Çocukların anne ve babalarına karşı görevleri kısaca şunlardır:

  • Anne ve babaya karşı güler yüzlü ve tatlı dilli olmak,
  • Yüzlerine sert ve öfkeli bakmamak,
  • Onları söz ve davranışları ile hiçbir şekilde incitmemek, “öf” bile dememek,
  • Çağırdıkları vakit hemen koşmak,
  • Emir ve isteklerini —bu emirler Allah’a itaatsizlik olmadıkça— yerine getirmek,
  • Her işte onları memnun etmek,
  • Yanlarında yüksek sesle konuşmamak,
  • Yolda önlerine geçmemek,
  • Geçim sıkıntısı içinde iseler geçimlerini sağlamak,
  • Hastalık ve yaşlılık sebebiyle hizmete muhtaç hâle geldiklerinde seve seve kendilerine hizmet etmek.

Anne ve babamız öldükten sonra da yapmamız gereken bazı vazifelerimiz vardır:

  • Onları rahmetle anmak,
  • Dua etmek,
  • Onlar için hayır yapmak,
  • Vasiyetlerini yerine getirmek,
  • Dostlarına iyilik etmek ve onlara kötü söz söylenmesine sebep olacak davranışlardan sakınmak.

Benî Seleme kabilesinden gelen bir adam Peygamberimize (s.a.v.) şöyle sordu: “Ya Resulallah!

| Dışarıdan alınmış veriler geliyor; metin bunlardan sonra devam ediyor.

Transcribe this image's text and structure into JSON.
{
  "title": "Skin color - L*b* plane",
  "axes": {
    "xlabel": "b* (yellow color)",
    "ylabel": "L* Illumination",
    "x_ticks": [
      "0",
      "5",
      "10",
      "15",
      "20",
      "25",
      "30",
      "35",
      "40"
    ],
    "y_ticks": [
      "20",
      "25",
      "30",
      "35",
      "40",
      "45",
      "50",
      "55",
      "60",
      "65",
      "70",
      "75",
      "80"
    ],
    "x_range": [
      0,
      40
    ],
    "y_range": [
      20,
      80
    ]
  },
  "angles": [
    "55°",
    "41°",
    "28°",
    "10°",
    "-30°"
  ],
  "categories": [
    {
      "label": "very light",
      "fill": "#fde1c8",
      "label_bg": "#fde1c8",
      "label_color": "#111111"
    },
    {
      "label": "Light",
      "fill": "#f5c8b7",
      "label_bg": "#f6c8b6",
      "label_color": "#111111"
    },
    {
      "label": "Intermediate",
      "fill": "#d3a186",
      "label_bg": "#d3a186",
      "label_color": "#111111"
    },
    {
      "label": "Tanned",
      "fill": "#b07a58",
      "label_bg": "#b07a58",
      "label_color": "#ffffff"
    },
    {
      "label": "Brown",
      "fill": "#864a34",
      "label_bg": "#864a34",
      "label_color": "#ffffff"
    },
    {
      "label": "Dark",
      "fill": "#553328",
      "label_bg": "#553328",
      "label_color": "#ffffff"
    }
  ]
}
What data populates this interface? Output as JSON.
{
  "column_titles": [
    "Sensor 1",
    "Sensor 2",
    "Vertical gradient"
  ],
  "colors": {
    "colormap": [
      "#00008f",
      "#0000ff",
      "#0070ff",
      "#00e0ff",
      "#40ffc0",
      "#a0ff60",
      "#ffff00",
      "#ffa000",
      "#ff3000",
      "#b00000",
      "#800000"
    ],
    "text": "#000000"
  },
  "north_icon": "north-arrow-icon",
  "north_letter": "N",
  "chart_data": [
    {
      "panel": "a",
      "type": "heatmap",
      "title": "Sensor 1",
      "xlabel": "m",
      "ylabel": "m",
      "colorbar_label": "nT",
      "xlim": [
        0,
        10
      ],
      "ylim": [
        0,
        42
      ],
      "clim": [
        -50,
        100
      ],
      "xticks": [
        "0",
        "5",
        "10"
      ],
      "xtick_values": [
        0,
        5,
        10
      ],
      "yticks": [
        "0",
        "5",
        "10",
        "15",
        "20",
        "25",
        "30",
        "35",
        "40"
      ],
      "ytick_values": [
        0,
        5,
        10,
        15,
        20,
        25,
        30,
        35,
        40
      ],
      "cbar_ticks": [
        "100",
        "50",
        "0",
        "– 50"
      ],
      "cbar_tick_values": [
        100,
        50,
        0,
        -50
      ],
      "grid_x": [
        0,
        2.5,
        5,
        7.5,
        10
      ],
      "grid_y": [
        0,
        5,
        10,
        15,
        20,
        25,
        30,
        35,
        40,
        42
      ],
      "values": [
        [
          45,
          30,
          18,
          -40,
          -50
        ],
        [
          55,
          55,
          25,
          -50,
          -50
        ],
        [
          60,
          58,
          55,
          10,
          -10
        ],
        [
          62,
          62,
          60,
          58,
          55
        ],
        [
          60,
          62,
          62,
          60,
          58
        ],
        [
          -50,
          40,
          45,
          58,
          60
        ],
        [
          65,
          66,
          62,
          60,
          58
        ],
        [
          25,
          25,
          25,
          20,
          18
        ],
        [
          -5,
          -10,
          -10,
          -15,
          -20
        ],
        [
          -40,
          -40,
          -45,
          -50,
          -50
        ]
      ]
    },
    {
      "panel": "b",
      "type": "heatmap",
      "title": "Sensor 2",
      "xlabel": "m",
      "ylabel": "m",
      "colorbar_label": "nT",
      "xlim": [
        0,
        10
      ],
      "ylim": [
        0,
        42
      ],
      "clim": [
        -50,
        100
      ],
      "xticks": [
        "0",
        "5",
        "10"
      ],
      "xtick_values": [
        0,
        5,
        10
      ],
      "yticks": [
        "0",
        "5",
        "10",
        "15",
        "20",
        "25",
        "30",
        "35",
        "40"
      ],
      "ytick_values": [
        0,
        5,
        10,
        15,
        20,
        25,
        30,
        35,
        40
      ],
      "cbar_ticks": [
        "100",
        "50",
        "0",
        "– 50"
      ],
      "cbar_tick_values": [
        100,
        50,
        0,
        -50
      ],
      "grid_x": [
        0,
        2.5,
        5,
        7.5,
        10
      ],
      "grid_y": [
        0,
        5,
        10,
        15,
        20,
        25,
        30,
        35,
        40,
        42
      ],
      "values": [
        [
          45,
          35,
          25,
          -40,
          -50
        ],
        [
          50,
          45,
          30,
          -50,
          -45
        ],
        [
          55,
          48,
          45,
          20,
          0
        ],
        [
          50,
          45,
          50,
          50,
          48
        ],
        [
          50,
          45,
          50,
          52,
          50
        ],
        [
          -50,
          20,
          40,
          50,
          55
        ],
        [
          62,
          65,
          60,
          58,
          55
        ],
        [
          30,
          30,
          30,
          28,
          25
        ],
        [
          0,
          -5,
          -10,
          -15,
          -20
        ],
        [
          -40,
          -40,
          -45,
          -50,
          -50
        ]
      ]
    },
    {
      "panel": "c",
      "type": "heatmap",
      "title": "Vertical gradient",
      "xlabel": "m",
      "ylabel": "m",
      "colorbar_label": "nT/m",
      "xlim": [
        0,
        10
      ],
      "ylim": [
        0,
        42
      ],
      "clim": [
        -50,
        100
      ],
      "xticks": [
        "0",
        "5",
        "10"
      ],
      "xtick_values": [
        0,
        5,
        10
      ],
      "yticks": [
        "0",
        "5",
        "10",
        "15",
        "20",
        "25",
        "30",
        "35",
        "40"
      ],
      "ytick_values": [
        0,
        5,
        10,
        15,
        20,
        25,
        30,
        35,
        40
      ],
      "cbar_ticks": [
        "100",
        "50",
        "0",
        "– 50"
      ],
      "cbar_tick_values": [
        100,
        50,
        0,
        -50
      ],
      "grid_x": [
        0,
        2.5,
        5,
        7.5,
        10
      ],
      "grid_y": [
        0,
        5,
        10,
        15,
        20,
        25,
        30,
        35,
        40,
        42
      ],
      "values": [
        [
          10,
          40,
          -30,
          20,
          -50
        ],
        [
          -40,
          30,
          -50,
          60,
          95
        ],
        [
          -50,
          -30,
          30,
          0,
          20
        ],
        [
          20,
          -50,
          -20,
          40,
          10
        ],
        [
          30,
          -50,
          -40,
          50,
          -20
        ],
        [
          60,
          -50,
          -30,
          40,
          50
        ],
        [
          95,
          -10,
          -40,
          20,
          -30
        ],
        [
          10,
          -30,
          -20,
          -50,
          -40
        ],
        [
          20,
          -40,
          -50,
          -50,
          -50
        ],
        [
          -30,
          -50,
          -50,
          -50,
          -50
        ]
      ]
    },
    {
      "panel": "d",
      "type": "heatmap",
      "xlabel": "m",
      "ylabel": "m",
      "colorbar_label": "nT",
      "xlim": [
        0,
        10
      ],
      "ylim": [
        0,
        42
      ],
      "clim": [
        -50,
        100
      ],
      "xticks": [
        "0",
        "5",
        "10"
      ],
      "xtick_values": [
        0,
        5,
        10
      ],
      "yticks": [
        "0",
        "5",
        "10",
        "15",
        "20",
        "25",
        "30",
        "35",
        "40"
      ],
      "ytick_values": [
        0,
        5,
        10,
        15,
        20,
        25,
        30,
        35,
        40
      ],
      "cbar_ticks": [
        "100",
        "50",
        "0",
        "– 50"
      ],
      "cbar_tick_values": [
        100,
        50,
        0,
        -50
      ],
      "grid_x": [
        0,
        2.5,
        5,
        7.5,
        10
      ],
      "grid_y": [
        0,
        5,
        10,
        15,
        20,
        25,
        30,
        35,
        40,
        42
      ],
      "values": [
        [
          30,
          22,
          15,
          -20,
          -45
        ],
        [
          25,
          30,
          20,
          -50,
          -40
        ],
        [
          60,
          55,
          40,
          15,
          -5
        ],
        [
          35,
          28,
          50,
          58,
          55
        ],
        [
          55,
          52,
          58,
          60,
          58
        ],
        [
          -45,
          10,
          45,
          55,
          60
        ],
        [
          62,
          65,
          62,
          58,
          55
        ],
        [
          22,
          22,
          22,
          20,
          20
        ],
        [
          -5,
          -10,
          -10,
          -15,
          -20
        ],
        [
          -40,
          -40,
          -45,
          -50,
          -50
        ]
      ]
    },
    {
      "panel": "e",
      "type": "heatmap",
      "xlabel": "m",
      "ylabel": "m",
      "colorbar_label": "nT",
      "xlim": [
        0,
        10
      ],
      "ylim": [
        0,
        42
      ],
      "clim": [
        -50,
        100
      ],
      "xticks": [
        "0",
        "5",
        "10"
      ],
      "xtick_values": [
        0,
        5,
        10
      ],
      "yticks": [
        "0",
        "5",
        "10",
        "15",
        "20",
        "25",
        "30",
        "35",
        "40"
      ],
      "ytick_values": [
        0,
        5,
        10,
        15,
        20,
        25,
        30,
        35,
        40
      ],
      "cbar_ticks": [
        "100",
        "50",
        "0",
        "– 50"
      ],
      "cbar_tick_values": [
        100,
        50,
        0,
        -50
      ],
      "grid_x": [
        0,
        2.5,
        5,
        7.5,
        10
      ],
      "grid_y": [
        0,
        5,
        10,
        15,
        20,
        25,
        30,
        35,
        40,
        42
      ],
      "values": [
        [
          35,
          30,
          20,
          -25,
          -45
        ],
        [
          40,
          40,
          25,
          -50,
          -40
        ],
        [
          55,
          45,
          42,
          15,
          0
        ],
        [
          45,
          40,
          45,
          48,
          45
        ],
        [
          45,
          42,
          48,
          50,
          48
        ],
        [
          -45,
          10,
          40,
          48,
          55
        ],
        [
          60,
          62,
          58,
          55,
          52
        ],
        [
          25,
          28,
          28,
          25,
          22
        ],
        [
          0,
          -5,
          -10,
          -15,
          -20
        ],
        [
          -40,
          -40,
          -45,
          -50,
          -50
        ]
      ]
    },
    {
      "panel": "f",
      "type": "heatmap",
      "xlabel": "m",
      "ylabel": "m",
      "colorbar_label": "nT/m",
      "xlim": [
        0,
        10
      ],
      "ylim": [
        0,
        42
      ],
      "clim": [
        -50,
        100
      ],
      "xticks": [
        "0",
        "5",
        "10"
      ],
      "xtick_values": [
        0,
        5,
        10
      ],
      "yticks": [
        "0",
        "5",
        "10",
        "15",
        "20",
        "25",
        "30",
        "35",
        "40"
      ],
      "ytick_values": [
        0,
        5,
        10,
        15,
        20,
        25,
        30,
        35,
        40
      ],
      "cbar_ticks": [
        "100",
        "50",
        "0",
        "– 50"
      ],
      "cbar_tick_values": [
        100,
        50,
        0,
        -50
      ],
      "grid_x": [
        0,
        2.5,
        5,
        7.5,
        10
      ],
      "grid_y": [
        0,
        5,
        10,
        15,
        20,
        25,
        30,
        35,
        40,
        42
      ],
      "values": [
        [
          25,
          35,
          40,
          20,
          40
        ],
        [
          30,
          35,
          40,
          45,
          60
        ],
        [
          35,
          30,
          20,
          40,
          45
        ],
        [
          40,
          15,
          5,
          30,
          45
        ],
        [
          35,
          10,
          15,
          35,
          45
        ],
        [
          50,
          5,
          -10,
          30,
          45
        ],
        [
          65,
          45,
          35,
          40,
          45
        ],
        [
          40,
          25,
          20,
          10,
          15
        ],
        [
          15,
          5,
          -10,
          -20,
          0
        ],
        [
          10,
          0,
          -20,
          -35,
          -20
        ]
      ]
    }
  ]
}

Anne ve babamın ölümlerinden sonra onlara yapacağım bir iyilik var mı?” Peygamberimiz, “Evet, onlar için Allah’tan af dilemek, vasiyetlerini ve taahhütlerini yerine getirmek, onlar vasıtası ile olan yakın kimseleri (amca, hala, dayı, teyze gibi) ziyaret etmek ve onların dostlarına ikramda bulunmaktır” buyurdu (Ebû Dâvûd, “Edeb”, 129).